Dog rescue day in La Loche hopes to round up, find foster homes for up to 150 strays
'We're making a lot of progress as opposed to 3 years ago, when we didn't know what to do': community member
Hundreds of dog carriers were brought into Saskatchewan from Alberta this weekend to assist in a large-scale rescue.
Community members of the northern village of La Loche — just over 500 kilometres northwest of Saskatoon — and an Alberta rescue are working to round up 100 to 150 stray dogs Sunday and take them to foster homes.
"We just have a very large overpopulation of stray dogs and a lot of them are females that are not spayed," said Amanda Black, who fosters strays in La Loche and is a member of the community dog committee.
There are also packs of dogs following female dogs, she said.
"Sometimes we'll see like 20 dogs, 40 dogs following the one female."
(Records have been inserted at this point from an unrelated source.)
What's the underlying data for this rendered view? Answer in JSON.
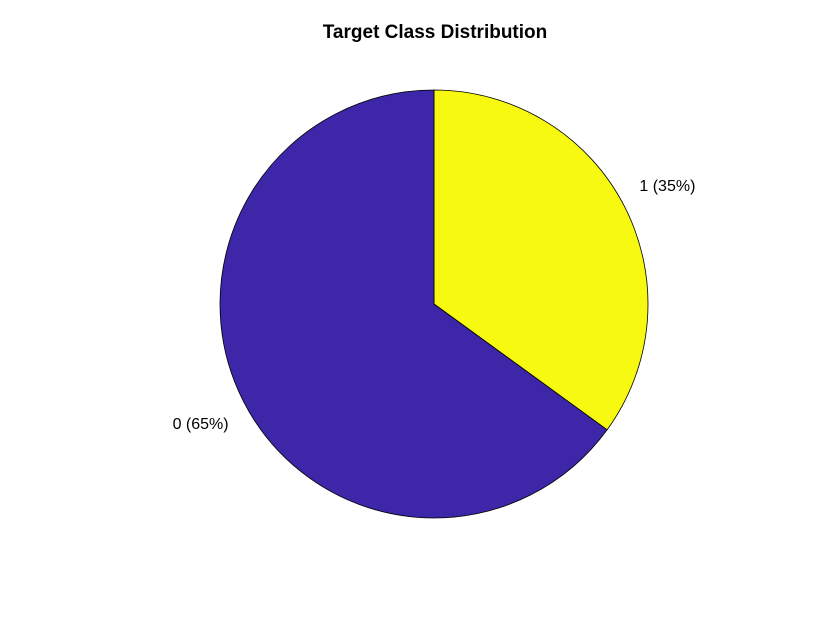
{
  "chart_data": {
    "type": "pie",
    "title": "Target Class Distribution",
    "slices": [
      {
        "category": "1",
        "percent": 35,
        "label": "1 (35%)",
        "color": "#F8F910"
      },
      {
        "category": "0",
        "percent": 65,
        "label": "0 (65%)",
        "color": "#3D26A8"
      }
    ],
    "start": "top",
    "direction": "clockwise",
    "legend": "none"
  }
}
That can create dangerous situations, because packs of dogs on occasion maul a female to death. It can get worse if dog owners try to step in.
"It's no point — the owners just end up getting hurt themselves," Black said.
She's organized the rescue day in partnership with the Saving Grace Animal Society from Alix, Alta. Erin Deems, the Alberta rescue society's founder, said a day like this is a large undertaking.
"It's definitely worth it at the end of the day to try and get the northern communities having their dog populations just in a more manageable level, to lower the risk within the community," Deems said.
There are risks to doing a large dog gathering like Sunday's, she said, although her experienced dog handling team is aware of them and hoping for the best.
Deems said it's important people know when the rescue is coming to a northern community, because they don't want to take anyone's pet by accident. The rescue and Black posted on social media and talked about the rescue day on local radio.
"We want to remove the unwanted strays and the surrendered animals from the community that people … don't have the ability to care for," Deems said.
The dogs that are rounded up will be sent to Saskatchewan and Alberta rescues. But that's a Band-Aid solution, Deems said, and the real work happens once Saving Grace leaves.
She said it's then up to the community to manage the population, and she thinks La Loche will do well.
Black said she's optimistic because of the new community dog committee, which is working on bylaws to help keep the dog population down, among other changes.
"We are looking into getting dogs registered so that if a dog does end up out of the yard or straying, we know basically where it's from," Black said.
"We're making a lot of progress as opposed to three years ago, when we didn't know what to do," she said. "It's been a long road to get this far."